A recém-sancionada legislação que institui o Regime Especial de Tributação para Serviços de Datacenter (Redata) abriu uma divergência estratégica nos bastidores do governo federal. O ponto central do impasse reside na regulamentação do conceito de energia de "baixa emissão", termo incluído durante a tramitação no Senado que abre margem para o enquadramento do gás natural como matriz de suprimento para os novos centros de processamento de dados do país.

O impasse entre transição verde e segurança de suprimento

Enquanto a proposta original oriunda da Câmara dos Deputados restringia o benefício fiscal a empreendimentos movidos exclusivamente por fontes 100% renováveis, a alteração promovida pelos senadores flexibilizou a exigência. Essa mudança gerou visões distintas entre as pastas governamentais encarregadas de regulamentar a norma por meio de uma portaria interministerial.

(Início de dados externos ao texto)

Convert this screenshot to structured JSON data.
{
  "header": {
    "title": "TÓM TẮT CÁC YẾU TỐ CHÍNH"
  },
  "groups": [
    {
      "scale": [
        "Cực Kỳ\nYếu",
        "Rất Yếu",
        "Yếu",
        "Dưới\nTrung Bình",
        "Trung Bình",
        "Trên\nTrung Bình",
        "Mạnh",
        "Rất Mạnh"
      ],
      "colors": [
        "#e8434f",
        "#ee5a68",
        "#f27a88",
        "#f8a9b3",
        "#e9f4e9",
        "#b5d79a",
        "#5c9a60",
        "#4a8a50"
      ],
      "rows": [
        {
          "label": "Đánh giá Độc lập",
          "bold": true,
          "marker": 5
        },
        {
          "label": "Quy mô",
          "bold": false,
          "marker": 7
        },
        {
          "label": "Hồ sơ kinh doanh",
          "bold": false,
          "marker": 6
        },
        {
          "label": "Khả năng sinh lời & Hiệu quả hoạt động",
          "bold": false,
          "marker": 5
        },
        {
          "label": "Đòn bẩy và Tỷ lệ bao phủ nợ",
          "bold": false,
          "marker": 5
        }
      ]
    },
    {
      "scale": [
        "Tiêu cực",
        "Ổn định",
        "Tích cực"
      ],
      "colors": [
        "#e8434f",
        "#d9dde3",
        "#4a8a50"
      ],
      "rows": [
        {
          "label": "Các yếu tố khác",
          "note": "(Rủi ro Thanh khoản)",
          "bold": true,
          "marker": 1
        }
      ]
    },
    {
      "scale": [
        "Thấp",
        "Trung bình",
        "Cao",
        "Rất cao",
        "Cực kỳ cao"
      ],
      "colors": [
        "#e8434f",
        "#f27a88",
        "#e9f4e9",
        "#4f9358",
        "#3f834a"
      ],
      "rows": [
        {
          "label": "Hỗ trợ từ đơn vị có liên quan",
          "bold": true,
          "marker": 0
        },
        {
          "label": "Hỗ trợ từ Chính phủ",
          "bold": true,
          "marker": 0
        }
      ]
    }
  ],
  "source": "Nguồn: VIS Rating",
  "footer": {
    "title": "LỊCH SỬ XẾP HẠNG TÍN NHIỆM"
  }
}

O Ministério de Minas e Energia atua em favor da inclusão das térmicas a gás natural. O argumento da pasta sustenta que essas infraestruturas tecnológicas necessitam de eletricidade constante e sem oscilações — a chamada energia firme —, indispensável para sustentar aplicações críticas como computação em nuvem e inteligência artificial. Como matrizes solar e eólica dependem de variações climáticas, a geração termelétrica surge como garantia de estabilidade contínua.

Contraponto fiscal e exigências ambientais

Em sentido diverso, o Ministério da Fazenda avalia com cautela os critérios ambientais. A equipe econômica estuda condicionantes para validar fontes emissoras, cogitando contrapartidas obrigatórias, como a aquisição de créditos de carbono para mitigar a pegada ecológica dos projetos.

Para analistas e especialistas do setor de infraestrutura energética, a imposição de encargos adicionais para compensar o uso de combustíveis fósseis pode comprometer o objetivo primordial da nova política pública. O entendimento dominante no setor privado é de que desonerar o investimento em ativos e equipamentos perde o sentido prático caso o custo final do insumo elétrico seja elevado por barreiras regulatórias.

A visão do mercado e a atração de capital

Especialistas em energia apontam que o Brasil precisa estabelecer diretrizes ambientais objetivas e previsíveis, evitando determinar previamente quais tecnologias podem ou não ser adotadas. Pela lógica de mercado, cabe aos investidores definir a combinação ideal de fontes com base em custos, segurança operacional e parâmetros de emissão fixados pelo Estado.

Com o crescimento acelerado da demanda global por capacidade de processamento, a definição clara e equilibrada sobre as fontes energéticas permitidas pelo Redata será determinante para consolidar a competitividade do mercado brasileiro na atração de capitais estrangeiros.